Grin

A stranger’s smile
is best
because it implies
no conflict
and a willingness
to be reasonable
with the possibility
of new friendship.

Unless the smile
appears to be
a cat’s smile
and I feel
long whiskers grow
on my face
and my spine
elongates
into a mouse’s tail.

copyright © 2021 Kenneth P. Gurney

Summons

A girl who walked away
from the psych ward
sat next to me at my cafe.
Her white ID bracelet
clued me to her name.
Sam in quotation marks.
She sat stone quiet for twenty minutes.
She drank from a paper cup.
Water with four sugars.
She chewed on a stir stick.
Sam turned toward me.
Hold up your hands in a triangle
and face the sun with your eyes closed.
You will see two eggs move like sperm
and penetrate the triangle.

Do it, she softly requested.
Do it, she repeated with undertow urgency.
Before I complied, Sam got up
and walked to another table.
She cornered herself
as far from the cafe entrance as possible.
A woman in black scrubs
with hospital ID tag on her breast pocket
walked purposefully toward her.
Hello sweetie. It’s time to go back.
No, said Sam. I wait for a friend.
What is the friend’s name, sweetie?
Sam’s thousand yard stare glazed the sun
streaked window an employee cleaned.
Three more nurse types in blue scrubs
entered the cafe and beelined to Sam.
Out numbered she surrendered,
They guided her out as quietly as she had sat.

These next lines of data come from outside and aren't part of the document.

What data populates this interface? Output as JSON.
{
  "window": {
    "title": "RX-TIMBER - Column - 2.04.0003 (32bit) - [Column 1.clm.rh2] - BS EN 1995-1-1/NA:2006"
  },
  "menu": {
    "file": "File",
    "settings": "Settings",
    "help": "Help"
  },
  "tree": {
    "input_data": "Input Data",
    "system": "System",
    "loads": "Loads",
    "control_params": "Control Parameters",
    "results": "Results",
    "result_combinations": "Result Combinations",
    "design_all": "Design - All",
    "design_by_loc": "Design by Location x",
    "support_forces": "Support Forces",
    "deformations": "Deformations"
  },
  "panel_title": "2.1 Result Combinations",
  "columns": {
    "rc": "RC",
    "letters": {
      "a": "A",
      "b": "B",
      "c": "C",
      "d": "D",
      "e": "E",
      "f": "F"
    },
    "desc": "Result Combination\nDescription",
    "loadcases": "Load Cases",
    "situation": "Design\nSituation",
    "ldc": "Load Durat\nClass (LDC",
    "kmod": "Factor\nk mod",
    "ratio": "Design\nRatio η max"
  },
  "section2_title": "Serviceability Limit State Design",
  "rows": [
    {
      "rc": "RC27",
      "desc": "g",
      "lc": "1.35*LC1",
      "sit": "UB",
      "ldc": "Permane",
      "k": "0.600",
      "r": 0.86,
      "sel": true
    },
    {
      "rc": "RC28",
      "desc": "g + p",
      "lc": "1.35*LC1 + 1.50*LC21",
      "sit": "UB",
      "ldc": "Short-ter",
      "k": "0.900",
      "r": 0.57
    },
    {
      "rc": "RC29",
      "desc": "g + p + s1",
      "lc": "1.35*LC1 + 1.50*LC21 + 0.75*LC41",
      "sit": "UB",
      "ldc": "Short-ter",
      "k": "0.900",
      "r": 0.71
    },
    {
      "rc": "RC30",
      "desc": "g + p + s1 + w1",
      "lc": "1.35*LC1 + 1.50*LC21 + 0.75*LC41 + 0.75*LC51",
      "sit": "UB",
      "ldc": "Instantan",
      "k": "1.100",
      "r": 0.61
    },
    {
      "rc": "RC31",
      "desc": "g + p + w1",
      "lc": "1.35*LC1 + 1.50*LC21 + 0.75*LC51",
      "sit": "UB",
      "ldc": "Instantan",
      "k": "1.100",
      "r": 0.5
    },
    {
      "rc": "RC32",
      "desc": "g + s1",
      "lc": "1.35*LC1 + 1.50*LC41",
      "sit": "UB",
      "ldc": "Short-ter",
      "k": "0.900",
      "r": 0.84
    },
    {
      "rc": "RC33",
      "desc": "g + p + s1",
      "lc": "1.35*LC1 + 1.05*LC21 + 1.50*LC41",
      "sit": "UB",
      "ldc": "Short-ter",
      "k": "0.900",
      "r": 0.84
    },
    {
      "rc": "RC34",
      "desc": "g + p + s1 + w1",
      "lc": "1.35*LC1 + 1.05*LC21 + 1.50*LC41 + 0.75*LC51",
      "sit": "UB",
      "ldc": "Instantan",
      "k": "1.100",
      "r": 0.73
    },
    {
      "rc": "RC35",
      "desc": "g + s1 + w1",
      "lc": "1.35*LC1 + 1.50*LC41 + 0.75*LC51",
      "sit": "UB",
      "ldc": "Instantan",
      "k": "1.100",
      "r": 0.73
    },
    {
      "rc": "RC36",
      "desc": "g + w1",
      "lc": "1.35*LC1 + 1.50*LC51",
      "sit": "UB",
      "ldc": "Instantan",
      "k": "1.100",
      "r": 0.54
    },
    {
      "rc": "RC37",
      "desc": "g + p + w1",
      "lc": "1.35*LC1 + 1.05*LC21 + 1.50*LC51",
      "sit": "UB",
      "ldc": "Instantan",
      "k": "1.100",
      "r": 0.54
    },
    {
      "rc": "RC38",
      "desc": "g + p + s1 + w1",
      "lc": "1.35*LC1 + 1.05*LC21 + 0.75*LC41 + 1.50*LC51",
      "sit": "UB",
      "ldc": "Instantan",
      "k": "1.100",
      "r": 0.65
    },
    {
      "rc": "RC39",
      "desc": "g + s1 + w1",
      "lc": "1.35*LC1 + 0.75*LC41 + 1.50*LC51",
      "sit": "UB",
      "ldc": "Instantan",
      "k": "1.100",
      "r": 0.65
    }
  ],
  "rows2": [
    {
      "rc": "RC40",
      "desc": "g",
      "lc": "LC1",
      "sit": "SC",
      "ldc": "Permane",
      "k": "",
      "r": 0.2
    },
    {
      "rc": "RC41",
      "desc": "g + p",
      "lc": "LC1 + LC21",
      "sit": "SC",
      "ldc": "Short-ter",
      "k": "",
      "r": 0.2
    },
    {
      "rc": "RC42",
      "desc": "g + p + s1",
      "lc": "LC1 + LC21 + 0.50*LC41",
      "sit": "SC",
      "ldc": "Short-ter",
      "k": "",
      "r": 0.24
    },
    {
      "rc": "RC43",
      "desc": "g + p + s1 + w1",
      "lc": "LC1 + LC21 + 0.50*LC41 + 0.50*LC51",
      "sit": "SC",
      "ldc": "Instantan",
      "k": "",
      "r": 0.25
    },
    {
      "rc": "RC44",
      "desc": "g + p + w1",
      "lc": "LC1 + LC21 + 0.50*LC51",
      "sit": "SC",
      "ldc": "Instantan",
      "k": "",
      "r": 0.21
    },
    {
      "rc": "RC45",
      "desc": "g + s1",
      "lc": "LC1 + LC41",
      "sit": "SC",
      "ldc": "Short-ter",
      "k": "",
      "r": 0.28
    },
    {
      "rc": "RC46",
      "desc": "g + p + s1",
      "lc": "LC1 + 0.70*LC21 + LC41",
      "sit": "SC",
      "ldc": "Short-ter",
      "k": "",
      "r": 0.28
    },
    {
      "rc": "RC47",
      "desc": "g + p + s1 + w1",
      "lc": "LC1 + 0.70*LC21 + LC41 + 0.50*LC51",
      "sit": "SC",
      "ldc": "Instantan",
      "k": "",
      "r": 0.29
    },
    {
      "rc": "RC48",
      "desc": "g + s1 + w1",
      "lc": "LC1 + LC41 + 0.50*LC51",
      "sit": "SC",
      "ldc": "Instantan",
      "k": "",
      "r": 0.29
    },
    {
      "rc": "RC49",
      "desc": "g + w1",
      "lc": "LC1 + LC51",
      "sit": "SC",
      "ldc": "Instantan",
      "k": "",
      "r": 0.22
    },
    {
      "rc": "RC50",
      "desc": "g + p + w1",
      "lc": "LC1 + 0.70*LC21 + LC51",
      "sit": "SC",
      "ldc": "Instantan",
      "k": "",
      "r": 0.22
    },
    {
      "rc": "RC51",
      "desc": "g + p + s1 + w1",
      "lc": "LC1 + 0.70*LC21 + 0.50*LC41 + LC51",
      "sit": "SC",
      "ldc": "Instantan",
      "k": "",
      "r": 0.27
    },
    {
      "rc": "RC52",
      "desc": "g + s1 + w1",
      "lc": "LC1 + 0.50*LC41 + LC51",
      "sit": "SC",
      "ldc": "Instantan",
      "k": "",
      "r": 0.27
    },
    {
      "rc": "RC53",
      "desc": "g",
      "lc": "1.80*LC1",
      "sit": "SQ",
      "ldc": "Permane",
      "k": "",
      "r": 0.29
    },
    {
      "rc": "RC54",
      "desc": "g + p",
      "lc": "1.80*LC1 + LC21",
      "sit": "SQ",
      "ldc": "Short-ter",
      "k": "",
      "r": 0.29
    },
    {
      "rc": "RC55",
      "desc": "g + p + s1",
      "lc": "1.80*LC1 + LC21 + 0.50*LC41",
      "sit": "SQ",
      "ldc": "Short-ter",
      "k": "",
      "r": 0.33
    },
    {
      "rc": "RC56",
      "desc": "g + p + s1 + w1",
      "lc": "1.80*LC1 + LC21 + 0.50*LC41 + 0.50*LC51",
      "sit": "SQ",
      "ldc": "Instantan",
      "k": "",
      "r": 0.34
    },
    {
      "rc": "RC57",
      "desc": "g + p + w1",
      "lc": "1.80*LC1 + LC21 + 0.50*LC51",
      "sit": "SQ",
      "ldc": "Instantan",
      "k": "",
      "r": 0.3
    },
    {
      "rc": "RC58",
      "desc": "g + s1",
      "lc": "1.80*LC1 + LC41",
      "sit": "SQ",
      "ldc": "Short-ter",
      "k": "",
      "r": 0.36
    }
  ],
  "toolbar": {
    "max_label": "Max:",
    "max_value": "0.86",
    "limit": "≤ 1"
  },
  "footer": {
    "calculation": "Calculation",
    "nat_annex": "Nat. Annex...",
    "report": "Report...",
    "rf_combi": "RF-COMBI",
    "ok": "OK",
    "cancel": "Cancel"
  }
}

When Sam first started talking to me
I did not recognize my opportunity
to introduce myself,
so her summons for friendship
would have had a name
she could carry back to the ward.


copyright © 2019 Kenneth P. Gurney

postscript

This poem is 85% true and 15% poetic license. On 13 September while I sat at the counter of my favorite cafe writing poems, a young woman sat down next to me with the paper cup, wearing street clothes and the hospital wrist band. She was very quite for twenty minutes and seemed withdrawn into her own thoughts. Since I never learned her name, I made a name up for the poem.

The real life scene played out much as it does in the poem. The part about forming hands into a triangle and staring at the sun was quite important to her. I had just made the triangle shape she showed me, when she got up and moved to the farthest corner of the cafe. The nurse in black scrubs entered the cafe shortly thereafter and bee-lined to the girl.

I do not know if depression and life trauma affect a greater percentage of the country today than in the past. Even with all of our modern stresses I find it hard to believe today is more stressful than living through the Great Depression or the Spanish Influenza/WWI years. I think in modern times it is more accepted by society to reveal depression and trauma and to openly seek help.

Live with good mental health today (one day at a time).